Aslında otopark ücretleri de dahil olmak üzere kentsel ulaşımda fiyatlandırma politikasının yolculuk talep yönetimi yaklaşımı ile belirlenmesi gerekir; ancak böyle bir çerçeve ülkemizdeki kentsel ulaşım fiyatlandırması örneklerinde çok sınırlıdır. Yolculuk talep yönetiminde amaç temiz araç ve yakıt teknolojilerinin teşvikinden de öte, “yolculuk istemlerinin, çevresel, ekonomik ve toplumsal açıdan olumsuz etkileri olan ve ulaşım sisteminin ve altyapısının yetersizliğine yol açan otomobil yolculuklarından, daha verimli, ekonomik ve çevresel olarak üstünlükler sunan toplu taşıma sistemlerine, ayrıca bisiklet ve yaya ulaşımı türlerine” kaydırılmasıdır (Kentleşme Şurası, 2009).

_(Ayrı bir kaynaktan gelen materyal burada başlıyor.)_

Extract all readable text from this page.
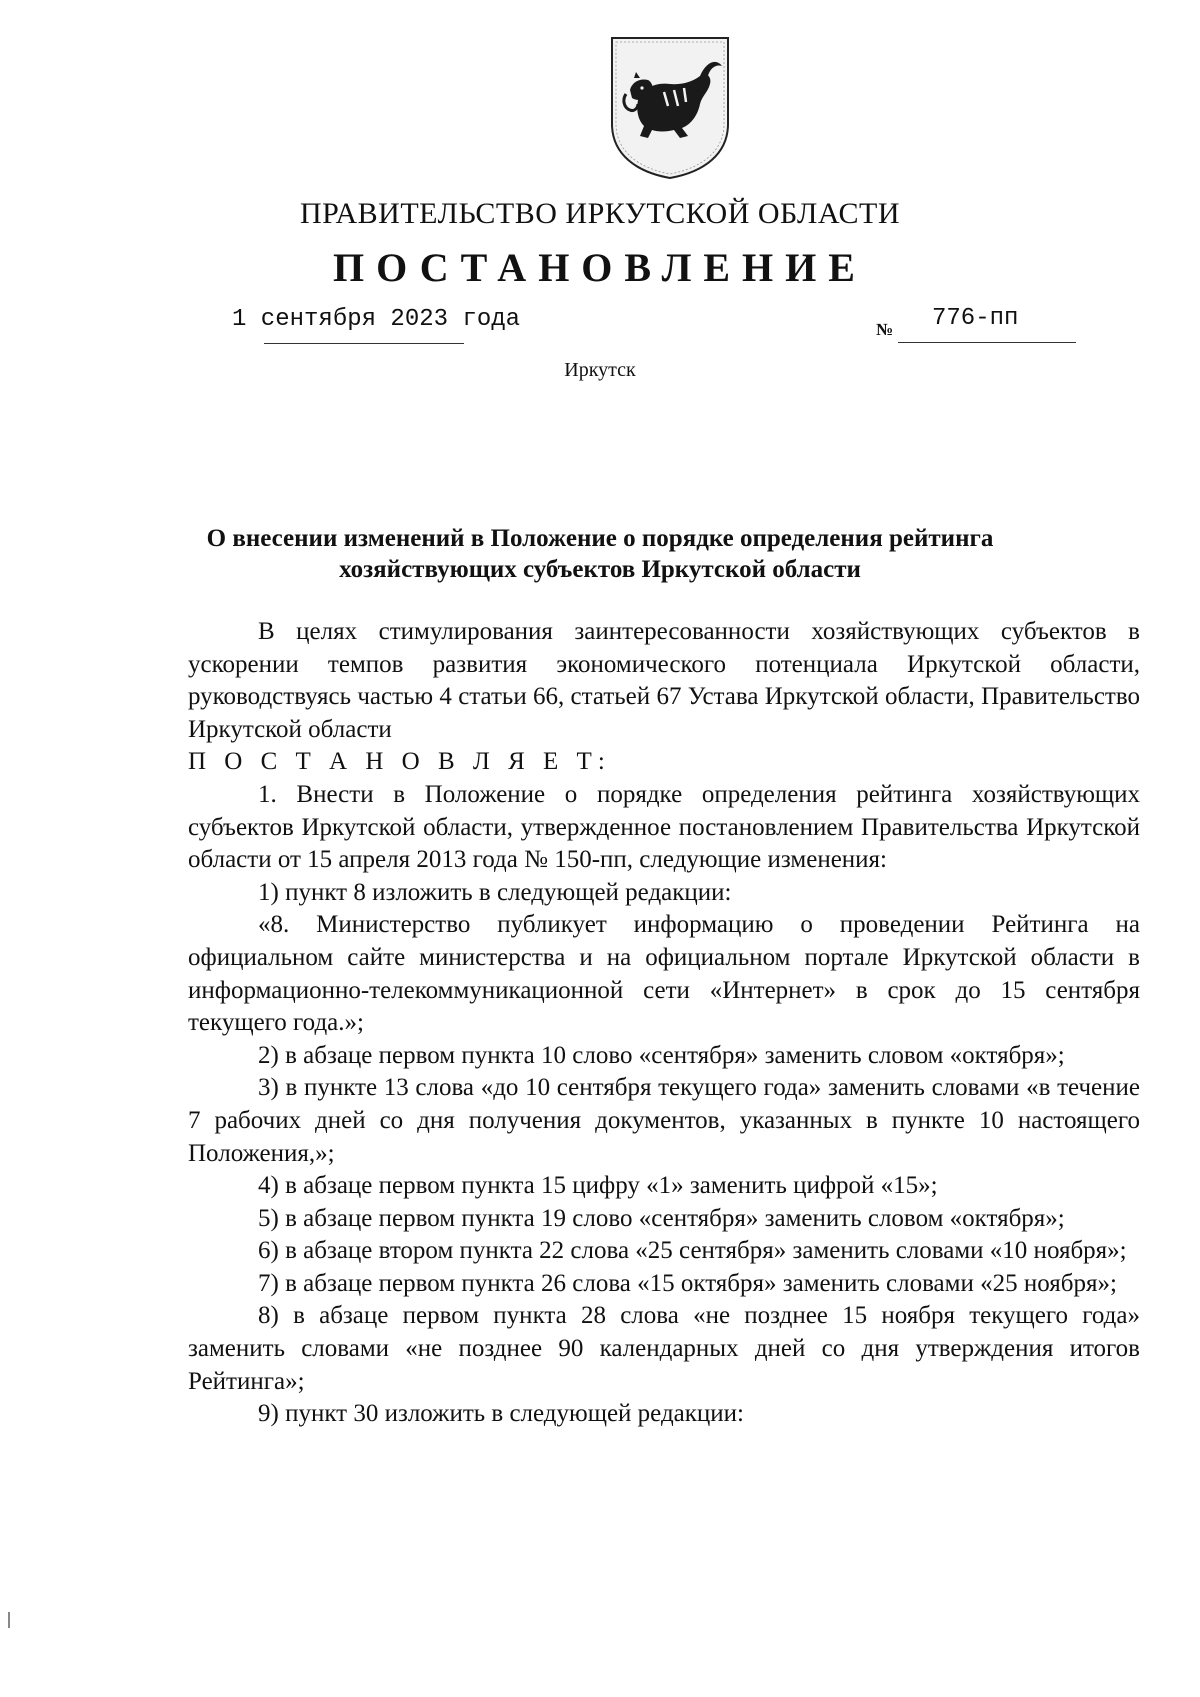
ПРАВИТЕЛЬСТВО ИРКУТСКОЙ ОБЛАСТИ
ПОСТАНОВЛЕНИЕ
1 сентября 2023 года	№ 776-пп
Иркутск
О внесении изменений в Положение о порядке определения рейтинга
хозяйствующих субъектов Иркутской области

В целях стимулирования заинтересованности хозяйствующих субъектов в ускорении темпов развития экономического потенциала Иркутской области, руководствуясь частью 4 статьи 66, статьей 67 Устава Иркутской области, Правительство Иркутской области

П О С Т А Н О В Л Я Е Т:

1. Внести в Положение о порядке определения рейтинга хозяйствующих субъектов Иркутской области, утвержденное постановлением Правительства Иркутской области от 15 апреля 2013 года № 150-пп, следующие изменения:

1) пункт 8 изложить в следующей редакции:

«8. Министерство публикует информацию о проведении Рейтинга на официальном сайте министерства и на официальном портале Иркутской области в информационно-телекоммуникационной сети «Интернет» в срок до 15 сентября текущего года.»;

2) в абзаце первом пункта 10 слово «сентября» заменить словом «октября»;

3) в пункте 13 слова «до 10 сентября текущего года» заменить словами «в течение 7 рабочих дней со дня получения документов, указанных в пункте 10 настоящего Положения,»;

4) в абзаце первом пункта 15 цифру «1» заменить цифрой «15»;

5) в абзаце первом пункта 19 слово «сентября» заменить словом «октября»;

6) в абзаце втором пункта 22 слова «25 сентября» заменить словами «10 ноября»;

7) в абзаце первом пункта 26 слова «15 октября» заменить словами «25 ноября»;

8) в абзаце первом пункта 28 слова «не позднее 15 ноября текущего года» заменить словами «не позднее 90 календарных дней со дня утверждения итогов Рейтинга»;

9) пункт 30 изложить в следующей редакции:
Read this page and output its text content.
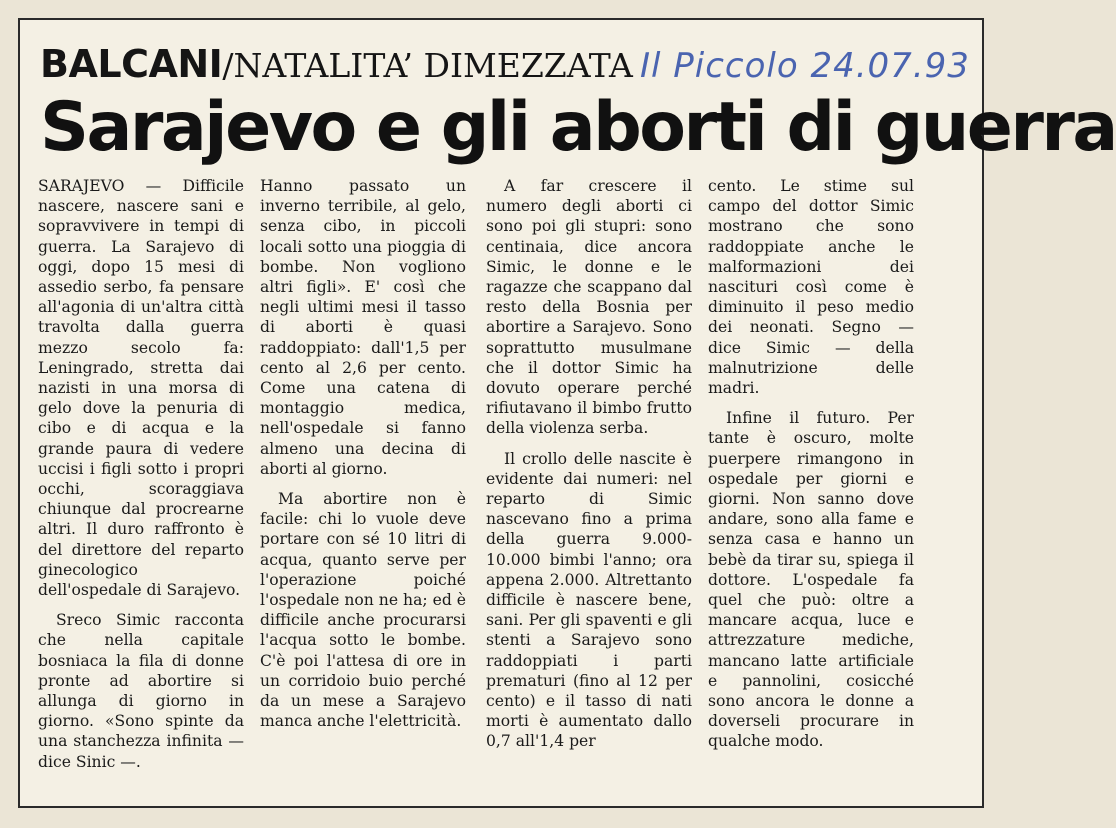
BALCANI/NATALITA’ DIMEZZATA Il Piccolo 24.07.93
Sarajevo e gli aborti di guerra

SARAJEVO — Difficile nascere, nascere sani e sopravvivere in tempi di guerra. La Sarajevo di oggi, dopo 15 mesi di assedio serbo, fa pensare all'agonia di un'altra città travolta dalla guerra mezzo secolo fa: Leningrado, stretta dai nazisti in una morsa di gelo dove la penuria di cibo e di acqua e la grande paura di vedere uccisi i figli sotto i propri occhi, scoraggiava chiunque dal procrearne altri. Il duro raffronto è del direttore del reparto ginecologico dell'ospedale di Sarajevo.

Sreco Simic racconta che nella capitale bosniaca la fila di donne pronte ad abortire si allunga di giorno in giorno. «Sono spinte da una stanchezza infinita — dice Sinic —.

Hanno passato un inverno terribile, al gelo, senza cibo, in piccoli locali sotto una pioggia di bombe. Non vogliono altri figli». E' così che negli ultimi mesi il tasso di aborti è quasi raddoppiato: dall'1,5 per cento al 2,6 per cento. Come una catena di montaggio medica, nell'ospedale si fanno almeno una decina di aborti al giorno.

Ma abortire non è facile: chi lo vuole deve portare con sé 10 litri di acqua, quanto serve per l'operazione poiché l'ospedale non ne ha; ed è difficile anche procurarsi l'acqua sotto le bombe. C'è poi l'attesa di ore in un corridoio buio perché da un mese a Sarajevo manca anche l'elettricità.

A far crescere il numero degli aborti ci sono poi gli stupri: sono centinaia, dice ancora Simic, le donne e le ragazze che scappano dal resto della Bosnia per abortire a Sarajevo. Sono soprattutto musulmane che il dottor Simic ha dovuto operare perché rifiutavano il bimbo frutto della violenza serba.

Il crollo delle nascite è evidente dai numeri: nel reparto di Simic nascevano fino a prima della guerra 9.000-10.000 bimbi l'anno; ora appena 2.000. Altrettanto difficile è nascere bene, sani. Per gli spaventi e gli stenti a Sarajevo sono raddoppiati i parti prematuri (fino al 12 per cento) e il tasso di nati morti è aumentato dallo 0,7 all'1,4 per

cento. Le stime sul campo del dottor Simic mostrano che sono raddoppiate anche le malformazioni dei nascituri così come è diminuito il peso medio dei neonati. Segno — dice Simic — della malnutrizione delle madri.

Infine il futuro. Per tante è oscuro, molte puerpere rimangono in ospedale per giorni e giorni. Non sanno dove andare, sono alla fame e senza casa e hanno un bebè da tirar su, spiega il dottore. L'ospedale fa quel che può: oltre a mancare acqua, luce e attrezzature mediche, mancano latte artificiale e pannolini, cosicché sono ancora le donne a doverseli procurare in qualche modo.
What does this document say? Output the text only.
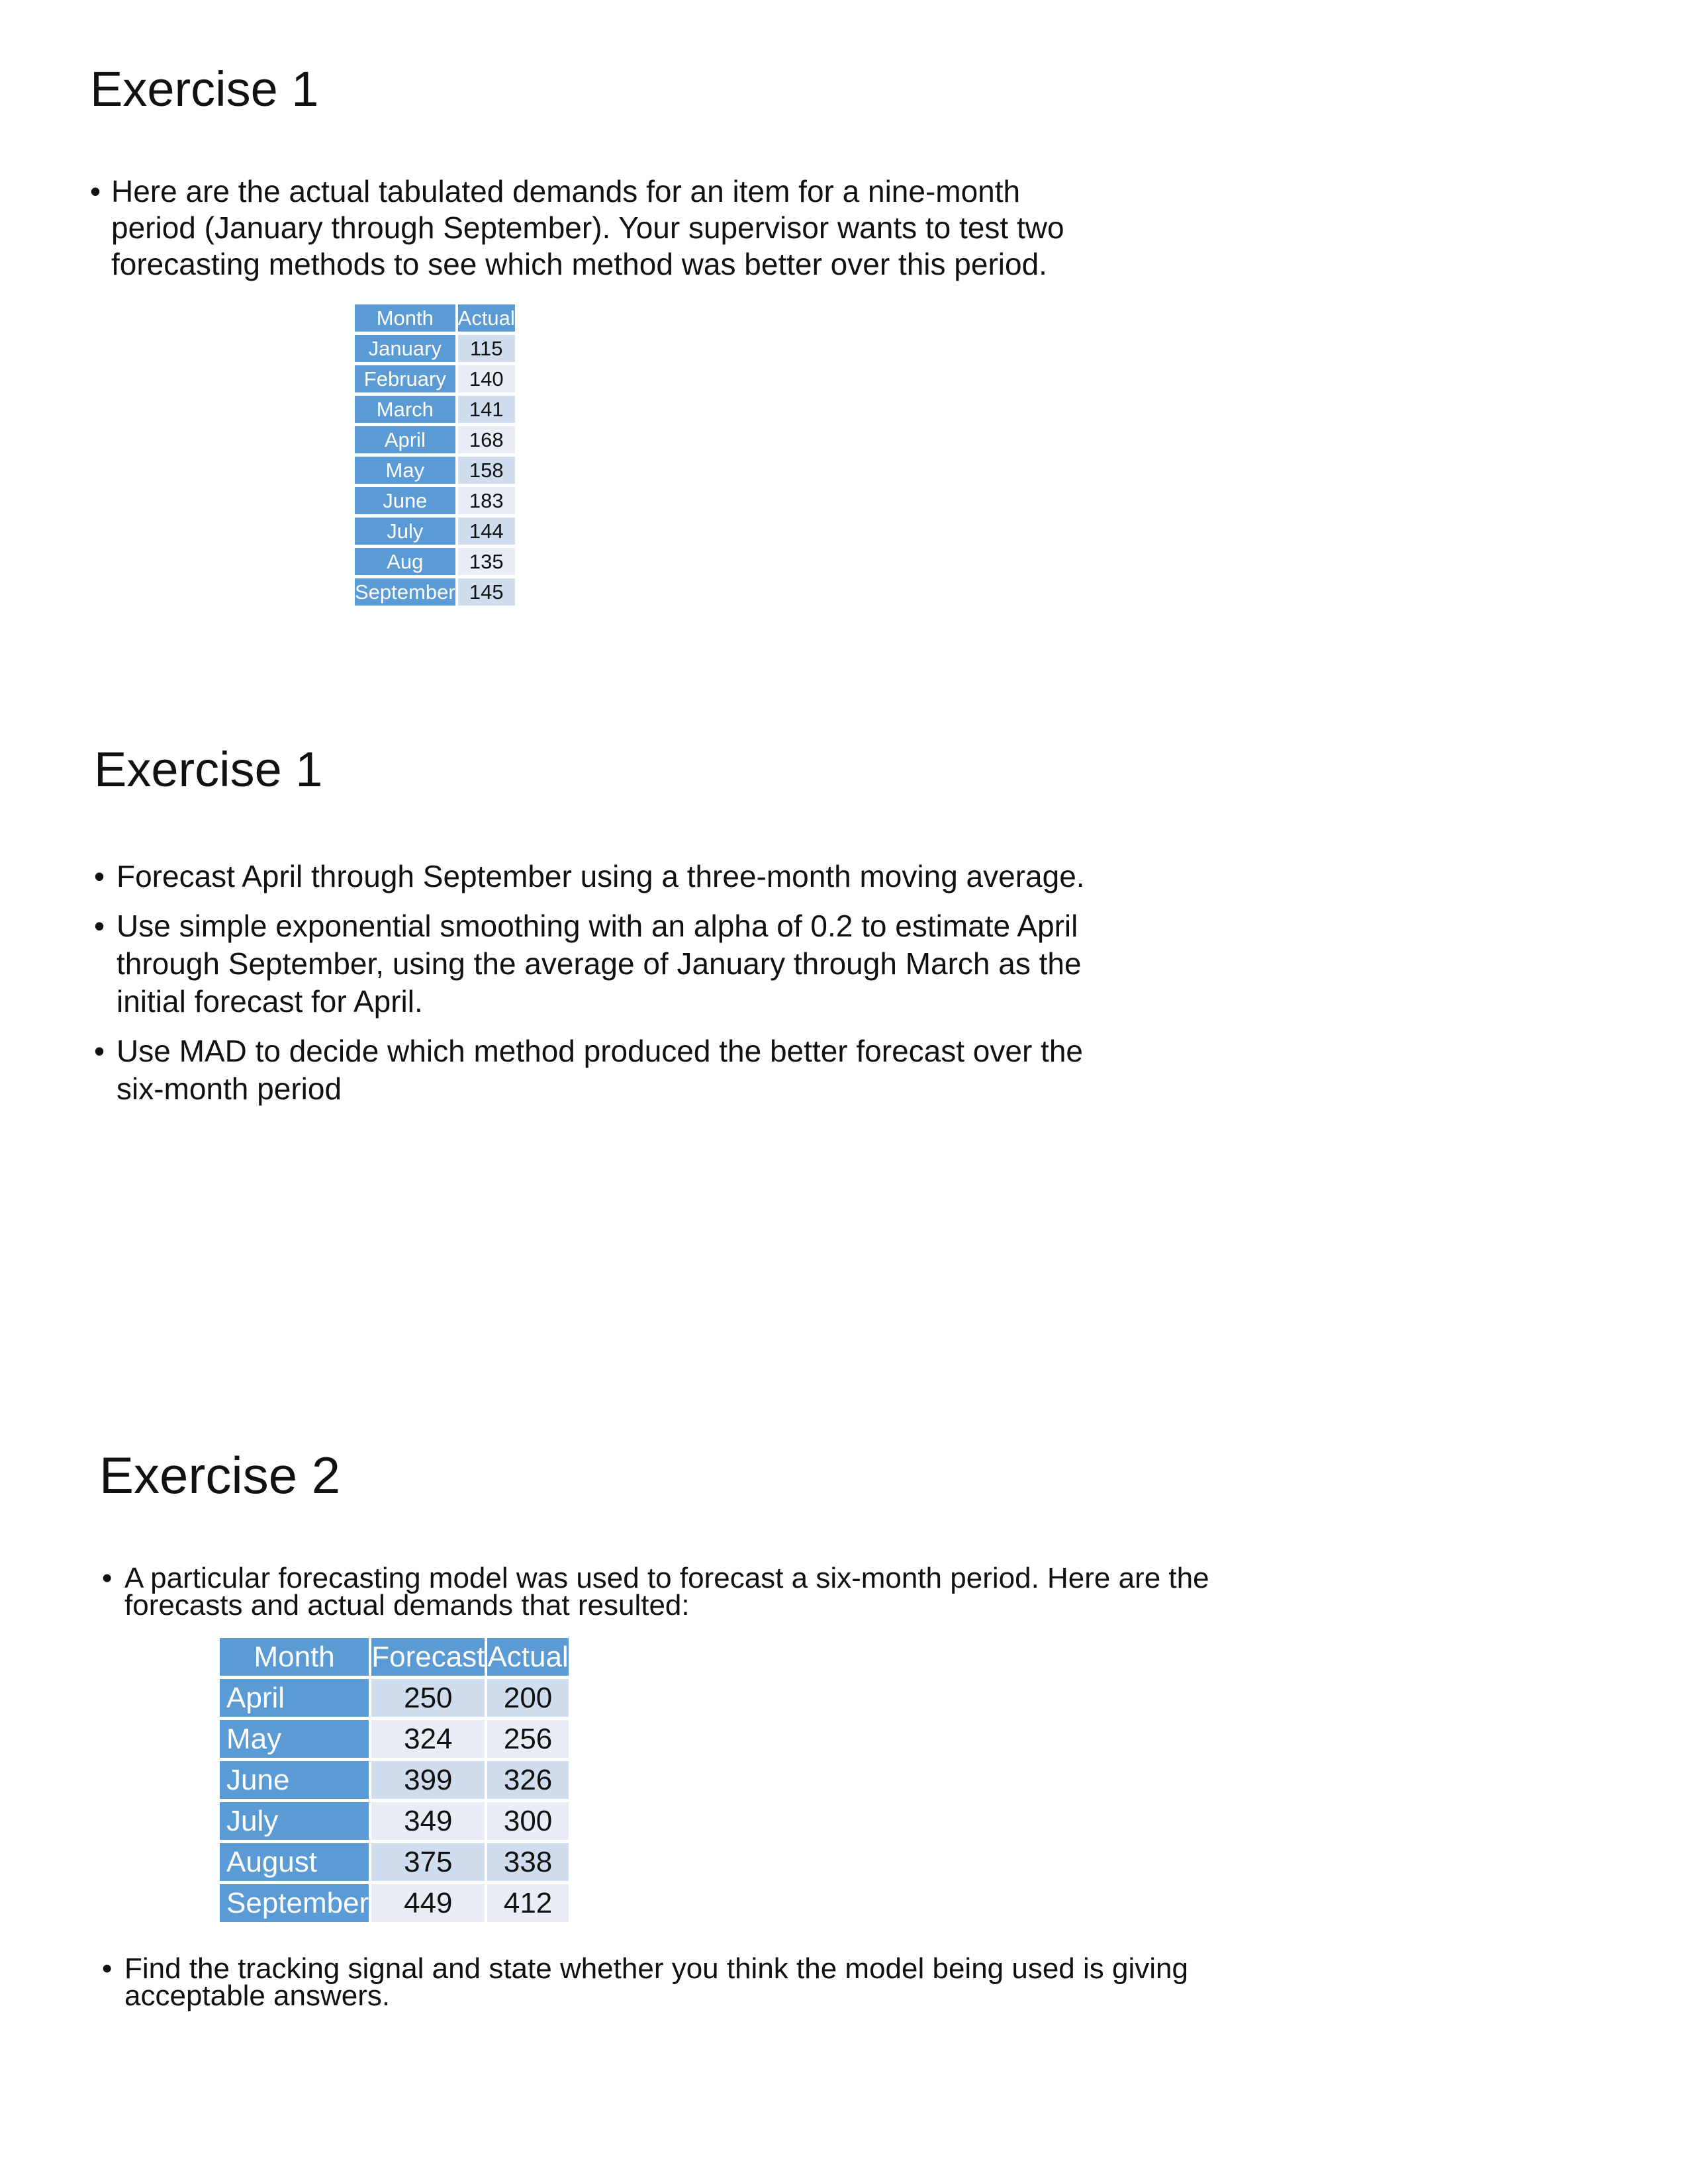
Exercise 1
• Here are the actual tabulated demands for an item for a nine-month period (January through September). Your supervisor wants to test two forecasting methods to see which method was better over this period.
Month	Actual
January	115
February	140
March	141
April	168
May	158
June	183
July	144
Aug	135
September	145
Exercise 1
• Forecast April through September using a three-month moving average.
• Use simple exponential smoothing with an alpha of 0.2 to estimate April through September, using the average of January through March as the initial forecast for April.
• Use MAD to decide which method produced the better forecast over the six-month period
Exercise 2
• A particular forecasting model was used to forecast a six-month period. Here are the forecasts and actual demands that resulted:
Month	Forecast	Actual
April	250	200
May	324	256
June	399	326
July	349	300
August	375	338
September	449	412
• Find the tracking signal and state whether you think the model being used is giving acceptable answers.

Bu kapsamda fiyatlandırma politikaları ile kent içinde otomobil kullanımının daha yüksek maliyetli hale getirilmesi, alternatif türlerde yapılan yolculukların ise daha ekonomik ve çekici hale getirilmesi hedeflenir. Örneğin, kent bütününde bir otopark fiyatlandırma uygulaması ile, kent merkezlerinde otopark fiyatları yükseltilip kent dışında toplu taşıma durak ve istasyonlarında ücretsiz veya düşük ücretli otopark imkanı sağlanırsa, özel araç kullanıcıları park‐et‐bin diye tanımlanan sistem çerçevesinde araçlarını kent merkezi dışındaki otopark alanlarına bırakacak, toplu taşıma sistemini kullanarak kent merkezine yolculuk yapacaklardır.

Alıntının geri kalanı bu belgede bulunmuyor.